1. Regularly Urination
To absorb all of the extra sugar in your blood, your kidneys have to work extra hard. When they can't keep up, the body excretes it along with the water it needs.
2. Thirst Your body draws water from its tissues to flush out the excess sugar. A switch in your brain flips to tell you that you're thirsty so you'll drink more because you need that fluid to make energy, pass nutrients, and eliminate waste.
3. Mouth Dryness
As your body draws the fluid from your mouth, it can become dry and cracked at the corners. Infection is more likely when you have less saliva and more sugar in your blood. Gums may swell, and white patches on your tongue and within your cheeks may appear (your doctor will call this oral thrush). Drinking more water or chewing sugar-free gum will help.
4. Skin Problems
To get rid of excess blood sugar, the body draws water from all over. Dry, itchy, cracked skin, especially on the legs, elbows, feet, and hands, can result. High glucose levels can damage nerves over time. Diabetic neuropathy is the medical term for this condition. It can make cuts, wounds, and infections more difficult to detect. Without care, they may progress to more serious issues, such as the loss of a toe, foot, or a portion of the leg.
5. Sight Problems
Your body may be sucking fluid out of your eyes' lenses, making it difficult to concentrate. Furthermore, high blood sugar can damage blood vessels in the back of your eye (retina). This can result in long-term vision loss, if not blindness.
When you have type 2 diabetes and your blood sugar levels are consistently elevated, insulin, which helps transfer energy to your cells, becomes less receptive.

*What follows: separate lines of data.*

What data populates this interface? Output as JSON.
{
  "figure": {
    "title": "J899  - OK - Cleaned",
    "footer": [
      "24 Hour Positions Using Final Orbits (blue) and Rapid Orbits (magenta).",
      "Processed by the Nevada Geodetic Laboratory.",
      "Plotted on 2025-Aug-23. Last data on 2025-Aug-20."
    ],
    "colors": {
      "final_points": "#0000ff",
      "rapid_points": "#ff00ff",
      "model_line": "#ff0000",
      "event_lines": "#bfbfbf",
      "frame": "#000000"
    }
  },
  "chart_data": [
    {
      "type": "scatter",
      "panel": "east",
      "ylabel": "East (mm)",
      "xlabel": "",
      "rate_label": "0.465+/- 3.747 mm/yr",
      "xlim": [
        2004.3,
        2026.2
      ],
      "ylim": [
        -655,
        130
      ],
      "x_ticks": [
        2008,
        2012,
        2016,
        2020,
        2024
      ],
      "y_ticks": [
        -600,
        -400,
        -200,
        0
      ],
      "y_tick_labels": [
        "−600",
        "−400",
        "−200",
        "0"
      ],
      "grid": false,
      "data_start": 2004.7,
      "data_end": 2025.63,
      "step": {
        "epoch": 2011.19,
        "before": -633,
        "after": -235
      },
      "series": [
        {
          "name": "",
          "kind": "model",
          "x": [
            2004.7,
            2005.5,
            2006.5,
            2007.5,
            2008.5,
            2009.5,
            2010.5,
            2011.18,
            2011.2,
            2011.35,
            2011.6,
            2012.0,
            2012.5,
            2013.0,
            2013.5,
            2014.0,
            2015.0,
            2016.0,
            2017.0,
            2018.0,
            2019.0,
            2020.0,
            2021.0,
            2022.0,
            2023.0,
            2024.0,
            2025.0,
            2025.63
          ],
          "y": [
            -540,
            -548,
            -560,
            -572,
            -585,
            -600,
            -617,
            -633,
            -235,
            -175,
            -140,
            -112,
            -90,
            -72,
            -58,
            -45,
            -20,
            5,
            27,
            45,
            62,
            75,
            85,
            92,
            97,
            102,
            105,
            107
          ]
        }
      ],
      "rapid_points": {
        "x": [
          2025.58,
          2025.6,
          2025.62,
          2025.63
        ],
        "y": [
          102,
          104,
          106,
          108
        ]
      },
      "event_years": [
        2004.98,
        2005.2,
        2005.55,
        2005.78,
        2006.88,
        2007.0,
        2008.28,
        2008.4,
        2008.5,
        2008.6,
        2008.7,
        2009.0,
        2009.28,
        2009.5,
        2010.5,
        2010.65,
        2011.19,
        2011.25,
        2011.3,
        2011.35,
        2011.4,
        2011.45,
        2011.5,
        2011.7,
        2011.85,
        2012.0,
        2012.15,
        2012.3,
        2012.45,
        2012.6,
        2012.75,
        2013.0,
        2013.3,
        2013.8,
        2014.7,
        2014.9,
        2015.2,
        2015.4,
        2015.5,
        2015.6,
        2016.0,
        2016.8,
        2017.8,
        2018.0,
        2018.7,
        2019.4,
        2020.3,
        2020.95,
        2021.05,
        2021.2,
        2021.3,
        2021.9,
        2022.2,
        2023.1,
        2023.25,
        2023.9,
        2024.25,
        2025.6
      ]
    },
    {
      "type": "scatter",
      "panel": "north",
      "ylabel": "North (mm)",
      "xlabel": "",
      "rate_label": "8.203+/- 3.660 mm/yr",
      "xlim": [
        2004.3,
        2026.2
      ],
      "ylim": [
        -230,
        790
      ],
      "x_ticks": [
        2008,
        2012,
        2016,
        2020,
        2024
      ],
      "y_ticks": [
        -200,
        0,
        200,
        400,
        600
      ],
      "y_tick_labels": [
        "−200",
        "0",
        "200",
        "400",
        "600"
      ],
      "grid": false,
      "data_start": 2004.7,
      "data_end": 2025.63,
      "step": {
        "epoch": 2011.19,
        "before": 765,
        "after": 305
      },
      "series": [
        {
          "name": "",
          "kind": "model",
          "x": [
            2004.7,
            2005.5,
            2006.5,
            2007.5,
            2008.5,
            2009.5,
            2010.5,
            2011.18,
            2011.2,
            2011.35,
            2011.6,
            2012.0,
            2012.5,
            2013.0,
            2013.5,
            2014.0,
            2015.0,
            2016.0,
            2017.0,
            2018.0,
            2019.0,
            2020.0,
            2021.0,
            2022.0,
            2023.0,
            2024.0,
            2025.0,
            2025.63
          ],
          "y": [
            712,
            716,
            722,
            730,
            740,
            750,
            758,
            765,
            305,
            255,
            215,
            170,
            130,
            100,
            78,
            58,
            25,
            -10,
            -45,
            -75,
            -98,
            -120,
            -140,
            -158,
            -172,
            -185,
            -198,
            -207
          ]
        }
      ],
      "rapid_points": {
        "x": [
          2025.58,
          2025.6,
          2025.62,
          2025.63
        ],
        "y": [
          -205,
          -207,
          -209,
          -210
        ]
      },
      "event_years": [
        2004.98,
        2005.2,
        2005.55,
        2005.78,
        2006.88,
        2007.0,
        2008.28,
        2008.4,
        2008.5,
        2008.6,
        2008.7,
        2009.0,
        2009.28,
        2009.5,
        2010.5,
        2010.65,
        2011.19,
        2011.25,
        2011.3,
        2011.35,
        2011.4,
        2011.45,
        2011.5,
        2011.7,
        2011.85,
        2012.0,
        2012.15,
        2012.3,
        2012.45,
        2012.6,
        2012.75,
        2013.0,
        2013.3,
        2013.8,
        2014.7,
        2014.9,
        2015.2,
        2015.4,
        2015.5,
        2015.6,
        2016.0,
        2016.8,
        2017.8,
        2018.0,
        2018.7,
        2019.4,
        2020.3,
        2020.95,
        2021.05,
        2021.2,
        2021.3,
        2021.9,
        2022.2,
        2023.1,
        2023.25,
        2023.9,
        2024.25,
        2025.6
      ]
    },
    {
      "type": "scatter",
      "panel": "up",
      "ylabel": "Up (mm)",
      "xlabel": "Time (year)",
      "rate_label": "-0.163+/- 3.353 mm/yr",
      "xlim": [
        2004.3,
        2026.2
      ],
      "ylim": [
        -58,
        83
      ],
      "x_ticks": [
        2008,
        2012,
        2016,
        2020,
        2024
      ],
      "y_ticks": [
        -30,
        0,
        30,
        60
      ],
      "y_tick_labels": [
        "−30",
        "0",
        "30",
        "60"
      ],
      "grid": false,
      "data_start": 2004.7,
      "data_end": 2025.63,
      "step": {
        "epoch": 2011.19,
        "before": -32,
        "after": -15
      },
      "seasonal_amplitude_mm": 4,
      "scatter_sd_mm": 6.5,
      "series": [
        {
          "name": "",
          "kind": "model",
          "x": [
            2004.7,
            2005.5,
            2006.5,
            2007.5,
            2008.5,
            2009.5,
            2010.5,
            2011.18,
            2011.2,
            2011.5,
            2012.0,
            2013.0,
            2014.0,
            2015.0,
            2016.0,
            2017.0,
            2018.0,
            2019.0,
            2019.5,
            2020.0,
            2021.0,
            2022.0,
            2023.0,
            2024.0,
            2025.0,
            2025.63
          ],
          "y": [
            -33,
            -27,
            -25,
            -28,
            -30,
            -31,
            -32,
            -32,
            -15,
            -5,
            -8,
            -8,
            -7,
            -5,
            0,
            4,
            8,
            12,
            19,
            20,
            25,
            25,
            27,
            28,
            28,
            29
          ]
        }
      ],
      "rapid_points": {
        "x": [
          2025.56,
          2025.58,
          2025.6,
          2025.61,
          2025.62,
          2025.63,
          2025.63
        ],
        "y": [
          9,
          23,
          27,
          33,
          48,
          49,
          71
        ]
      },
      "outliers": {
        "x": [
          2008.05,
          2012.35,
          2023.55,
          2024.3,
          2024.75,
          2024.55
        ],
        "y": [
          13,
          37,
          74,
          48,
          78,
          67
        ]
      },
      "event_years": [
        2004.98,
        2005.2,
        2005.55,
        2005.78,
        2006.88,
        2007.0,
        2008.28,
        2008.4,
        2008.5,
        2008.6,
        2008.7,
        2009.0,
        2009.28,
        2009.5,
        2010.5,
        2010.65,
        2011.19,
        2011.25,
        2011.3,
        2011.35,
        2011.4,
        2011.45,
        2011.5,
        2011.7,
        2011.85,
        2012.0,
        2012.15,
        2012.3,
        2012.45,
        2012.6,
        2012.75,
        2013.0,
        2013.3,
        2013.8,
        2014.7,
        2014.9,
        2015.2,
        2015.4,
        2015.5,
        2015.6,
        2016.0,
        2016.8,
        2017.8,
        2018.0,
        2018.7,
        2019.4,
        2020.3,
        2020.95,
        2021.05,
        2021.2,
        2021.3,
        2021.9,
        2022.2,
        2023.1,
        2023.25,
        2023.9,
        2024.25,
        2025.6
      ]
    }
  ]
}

You will become exhausted due to a lack of fuel. Type 1 diabetes causes exhaustion because the body is unable to produce its insulin. Your levels will stay high for a long time if you don't handle them properly. Your doctor will assist you by administering drugs and recommending lifestyle improvements.
You tend to lose your bearings when your blood sugar drops too low (hypoglycemia). You might slur your words or lose track of where you are. It can happen so quickly that you might not even notice you're behaving oddly. You may have a seizure or go into a coma in severe cases.